Il rinnovamento negli Usa
Mentre negli Usa la crescente polarizzazione della politica nazionale, schiacciata tra un Partito Repubblicano sempre più influenzato dalle istanze iper-conservative del Tea Party ed un Partito Democratico che tende verso posizioni sempre più di sinistra, ben rappresentate dall’elezione di Bill de Blasio a Sindaco di New York, da un lato allunga oscure ombre sulla governabilità della più importante democrazia del pianeta (come ben dimostrato dalla vicenda dello shutdown governativo del mese scorso destinato a ripetersi ad inizio 2014), dall’altro dimostra la capacità della democrazia statunitense di interrogarsi sul futuro delle proprie istituzioni ponendo le basi per il relativo rinnovamento, nel contempo il nostro Paese vive una sconfortante situazione di stagnazione di ogni istanza di rinnovamento politico.
Le stelle cadenti della politica italiana
La storia politica nazionale degli ultimi 20 anni è caratterizzata dalle parabole degli auto nominati rottamatori dell’establishment le quali attraversano i cieli delle nostre istituzioni con una rapidità comparabile a quella di una stella cadente durante la notte di San Lorenzo.

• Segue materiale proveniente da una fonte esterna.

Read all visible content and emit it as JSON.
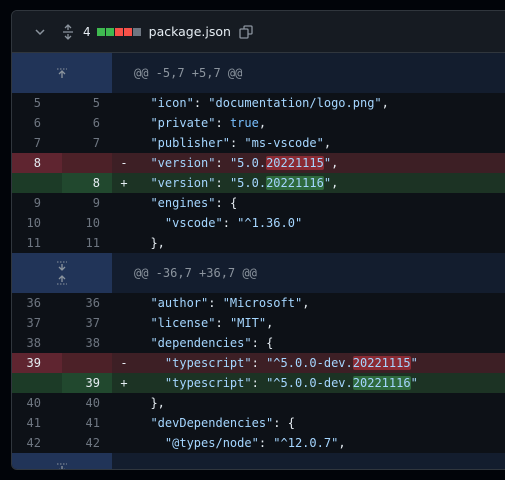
{
  "header": {
    "change_count": "4",
    "file_name": "package.json",
    "diffstat_colors": [
      "#3fb950",
      "#3fb950",
      "#f85149",
      "#f85149",
      "#6e7681"
    ]
  },
  "hunks": [
    "@@ -5,7 +5,7 @@",
    "@@ -36,7 +36,7 @@"
  ],
  "lines": [
    {
      "old": "5",
      "new": "5",
      "type": "ctx",
      "indent": "  ",
      "key": "\"icon\"",
      "sep": ": ",
      "val": "\"documentation/logo.png\"",
      "tail": ","
    },
    {
      "old": "6",
      "new": "6",
      "type": "ctx",
      "indent": "  ",
      "key": "\"private\"",
      "sep": ": ",
      "val": "true",
      "tail": ","
    },
    {
      "old": "7",
      "new": "7",
      "type": "ctx",
      "indent": "  ",
      "key": "\"publisher\"",
      "sep": ": ",
      "val": "\"ms-vscode\"",
      "tail": ","
    },
    {
      "old": "8",
      "new": "",
      "type": "del",
      "indent": "  ",
      "key": "\"version\"",
      "sep": ": ",
      "val_pre": "\"5.0.",
      "val_hl": "20221115",
      "val_post": "\"",
      "tail": ","
    },
    {
      "old": "",
      "new": "8",
      "type": "add",
      "indent": "  ",
      "key": "\"version\"",
      "sep": ": ",
      "val_pre": "\"5.0.",
      "val_hl": "20221116",
      "val_post": "\"",
      "tail": ","
    },
    {
      "old": "9",
      "new": "9",
      "type": "ctx",
      "indent": "  ",
      "key": "\"engines\"",
      "sep": ": ",
      "val": "",
      "tail": "{"
    },
    {
      "old": "10",
      "new": "10",
      "type": "ctx",
      "indent": "    ",
      "key": "\"vscode\"",
      "sep": ": ",
      "val": "\"^1.36.0\"",
      "tail": ""
    },
    {
      "old": "11",
      "new": "11",
      "type": "ctx",
      "indent": "  ",
      "key": "",
      "sep": "",
      "val": "",
      "tail": "},"
    },
    {
      "old": "36",
      "new": "36",
      "type": "ctx",
      "indent": "  ",
      "key": "\"author\"",
      "sep": ": ",
      "val": "\"Microsoft\"",
      "tail": ","
    },
    {
      "old": "37",
      "new": "37",
      "type": "ctx",
      "indent": "  ",
      "key": "\"license\"",
      "sep": ": ",
      "val": "\"MIT\"",
      "tail": ","
    },
    {
      "old": "38",
      "new": "38",
      "type": "ctx",
      "indent": "  ",
      "key": "\"dependencies\"",
      "sep": ": ",
      "val": "",
      "tail": "{"
    },
    {
      "old": "39",
      "new": "",
      "type": "del",
      "indent": "    ",
      "key": "\"typescript\"",
      "sep": ": ",
      "val_pre": "\"^5.0.0-dev.",
      "val_hl": "20221115",
      "val_post": "\"",
      "tail": ""
    },
    {
      "old": "",
      "new": "39",
      "type": "add",
      "indent": "    ",
      "key": "\"typescript\"",
      "sep": ": ",
      "val_pre": "\"^5.0.0-dev.",
      "val_hl": "20221116",
      "val_post": "\"",
      "tail": ""
    },
    {
      "old": "40",
      "new": "40",
      "type": "ctx",
      "indent": "  ",
      "key": "",
      "sep": "",
      "val": "",
      "tail": "},"
    },
    {
      "old": "41",
      "new": "41",
      "type": "ctx",
      "indent": "  ",
      "key": "\"devDependencies\"",
      "sep": ": ",
      "val": "",
      "tail": "{"
    },
    {
      "old": "42",
      "new": "42",
      "type": "ctx",
      "indent": "    ",
      "key": "\"@types/node\"",
      "sep": ": ",
      "val": "\"^12.0.7\"",
      "tail": ","
    }
  ],
  "signs": {
    "del": "-",
    "add": "+",
    "ctx": " "
  }
}
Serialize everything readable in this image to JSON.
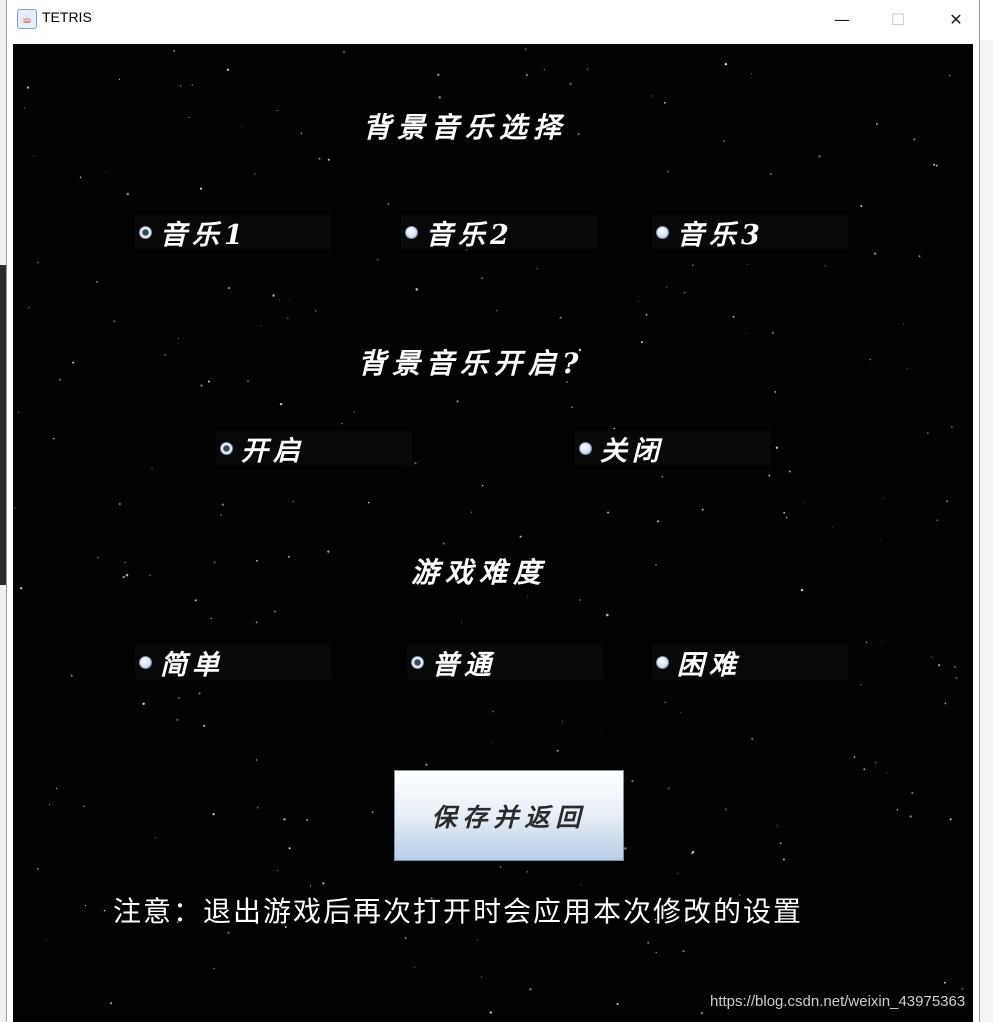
{
  "window": {
    "title": "TETRIS",
    "minimize_glyph": "—",
    "maximize_glyph": "☐",
    "close_glyph": "✕"
  },
  "music_select": {
    "heading": "背景音乐选择",
    "options": [
      {
        "label": "音乐1",
        "checked": true
      },
      {
        "label": "音乐2",
        "checked": false
      },
      {
        "label": "音乐3",
        "checked": false
      }
    ]
  },
  "music_toggle": {
    "heading": "背景音乐开启?",
    "options": [
      {
        "label": "开启",
        "checked": true
      },
      {
        "label": "关闭",
        "checked": false
      }
    ]
  },
  "difficulty": {
    "heading": "游戏难度",
    "options": [
      {
        "label": "简单",
        "checked": false
      },
      {
        "label": "普通",
        "checked": true
      },
      {
        "label": "困难",
        "checked": false
      }
    ]
  },
  "save_button": {
    "label": "保存并返回"
  },
  "notice": "注意：退出游戏后再次打开时会应用本次修改的设置",
  "watermark": "https://blog.csdn.net/weixin_43975363"
}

Da Mario Segni a Mario Monti, il declino dei seminatori di effimera modernizzazione della politica Italiana si compie ben prima che i rispettivi, gracili, semi di presunta novità abbiano cominciato a germogliare.
Questa ormai strutturale incapacità della nostra politica di rinnovarsi è oggi ancora piú dannosa in presenza di un costante deterioramento della capacità del Paese di competere a livello globale mentre i movimenti politici, al di là di un’inconcludente polarizzazione di matrice unicamente personalistica (Berlusconiani vs anti Berlusconiani) basano la propria strategia di comunicazione verso l’affollamento in direzione delle posizioni centriste, determinando la paralisi di ogni meccanismo di rinnovamento.
Tre difetti made in Italy
A mio avviso l’incapacità della nostra politica di rinnovarsi, al di là della resistenza, tipicamente italica, da parte dei detentori del potere relativamente al passare la mano, è dovuta all’azione di tre fattori che, reciprocamente, si rafforzano:
1. Un sistema istituzionale che, partendo dalla legge elettorale che favorisce gli incumbent transita da una burocrazia inutile ed onnipotente che, basta ripassare Weber, è intrinsicamente ostile ad ogni istanza di cambiamento.

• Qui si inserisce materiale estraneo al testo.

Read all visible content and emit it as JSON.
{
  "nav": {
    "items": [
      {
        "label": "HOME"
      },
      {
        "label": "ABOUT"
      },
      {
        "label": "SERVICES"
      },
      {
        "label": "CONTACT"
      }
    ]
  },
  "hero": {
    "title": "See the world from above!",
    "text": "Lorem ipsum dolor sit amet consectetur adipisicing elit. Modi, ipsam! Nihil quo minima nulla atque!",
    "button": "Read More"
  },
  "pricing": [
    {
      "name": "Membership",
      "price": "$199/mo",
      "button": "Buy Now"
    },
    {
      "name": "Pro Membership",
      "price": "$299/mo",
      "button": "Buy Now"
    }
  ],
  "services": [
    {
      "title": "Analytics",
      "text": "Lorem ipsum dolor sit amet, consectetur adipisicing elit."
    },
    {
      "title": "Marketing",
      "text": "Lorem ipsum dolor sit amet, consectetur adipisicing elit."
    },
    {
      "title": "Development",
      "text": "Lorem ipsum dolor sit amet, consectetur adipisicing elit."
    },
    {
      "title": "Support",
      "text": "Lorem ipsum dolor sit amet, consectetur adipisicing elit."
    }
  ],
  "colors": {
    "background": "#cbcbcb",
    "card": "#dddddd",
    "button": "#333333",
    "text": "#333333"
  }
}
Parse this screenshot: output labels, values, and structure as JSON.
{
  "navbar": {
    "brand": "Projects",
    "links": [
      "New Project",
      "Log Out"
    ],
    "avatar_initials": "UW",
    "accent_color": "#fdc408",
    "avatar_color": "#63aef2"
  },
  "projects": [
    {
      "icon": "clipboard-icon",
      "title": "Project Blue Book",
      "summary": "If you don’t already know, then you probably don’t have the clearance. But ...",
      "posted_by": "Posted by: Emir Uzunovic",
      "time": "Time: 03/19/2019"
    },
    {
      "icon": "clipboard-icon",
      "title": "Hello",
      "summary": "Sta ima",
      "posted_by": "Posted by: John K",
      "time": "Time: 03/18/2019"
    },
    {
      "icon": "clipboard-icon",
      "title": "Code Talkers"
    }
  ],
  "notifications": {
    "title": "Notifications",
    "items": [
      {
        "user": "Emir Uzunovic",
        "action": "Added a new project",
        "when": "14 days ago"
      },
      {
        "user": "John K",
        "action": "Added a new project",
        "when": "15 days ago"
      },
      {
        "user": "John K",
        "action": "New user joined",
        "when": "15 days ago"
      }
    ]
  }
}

2. Un’errata lettura delle dinamiche elettorali che porta ad identificare il ceto medio, storicamente ago della bilancia degli equilibri politici nel nostro Paese, con la diffidenza nei confronti del cambiamento, trascurando che la crisi sta determinando la scomparsa del ceto medio stesso e pertanto fa venire meno la resistenza dello stesso nei confronti delle nuove proposte politiche.

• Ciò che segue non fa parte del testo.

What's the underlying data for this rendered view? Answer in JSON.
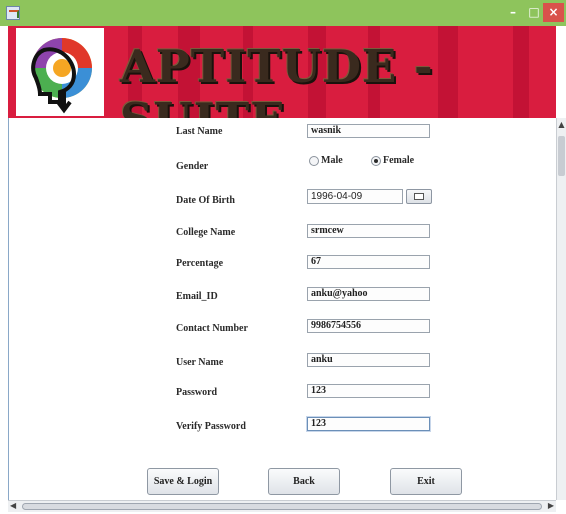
{
  "window": {
    "min_icon": "minimize-icon",
    "max_icon": "maximize-icon",
    "close_icon": "close-icon",
    "min_glyph": "–",
    "max_glyph": "□",
    "close_glyph": "×"
  },
  "banner": {
    "title": "APTITUDE - SUITE",
    "background": "#d91d3f",
    "logo_icon": "brain-head-logo-icon"
  },
  "form": {
    "last_name": {
      "label": "Last Name",
      "value": "wasnik"
    },
    "gender": {
      "label": "Gender",
      "options": [
        "Male",
        "Female"
      ],
      "selected": "Female"
    },
    "dob": {
      "label": "Date Of Birth",
      "value": "1996-04-09",
      "button_icon": "calendar-icon"
    },
    "college": {
      "label": "College Name",
      "value": "srmcew"
    },
    "percentage": {
      "label": "Percentage",
      "value": "67"
    },
    "email": {
      "label": "Email_ID",
      "value": "anku@yahoo"
    },
    "contact": {
      "label": "Contact Number",
      "value": "9986754556"
    },
    "username": {
      "label": "User Name",
      "value": "anku"
    },
    "password": {
      "label": "Password",
      "value": "123"
    },
    "verify_password": {
      "label": "Verify Password",
      "value": "123"
    }
  },
  "buttons": {
    "save_login": "Save & Login",
    "back": "Back",
    "exit": "Exit"
  },
  "colors": {
    "titlebar": "#8ec45c",
    "banner": "#d91d3f",
    "close_button": "#d9524b"
  }
}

3. La pigrizia da parte della borghesia del Nord, tradizionalmente forza trainante di ogni nuova proposta politica con vocazioni governative, che ha, a partire dal secondo Dopoguerra, osservato la gestione della cosa pubblica come un qualcosa di estraneo rispetto ai propri interessi privatistici, salvo poi realizzare negli ultimi anni che la cattiva politica prima o poi impatta sulla capacità di produzione di ricchezza del sistema e, conseguentemente, sui propri stessi interessi.
Ciò che attende Passera
Sono queste tre dimensioni, meccanismi istituzionali e riforma della burocrazia, dialogo con una classe media stanca della palude centrista da cui ormai non si sente più rappresentata e borghesia toccata nei propri interessi privati, con cui ogni futuro rinnovatore della scena politica nazionale (difficilmente Renzi, più probabilmente Passera se saprà attirare a sé, come chi vi scrive auspica, la costellazione del centro destra italiano alla incessante ricerca di un post Berlusconi) deve fare i conti. Il mostrare coraggio dando le giuste risposte su questi tre macro temi farà la differenza tra chi è destinato a scomparire rapidamente dietro la linea dell’orizzonte della politica Italiana e chi riuscirà a rinnovarla. L’alternativa è rassegnarsi al declino delle nostre istituzioni in termini di capacità di risposta ai bisogni che il Paese, consapevolmente o spesso non consapevolmente, esprime condannandosi ad assistere alla costante e inarrestabile declino dell’Italia nelle classifiche del benessere economico e sociale.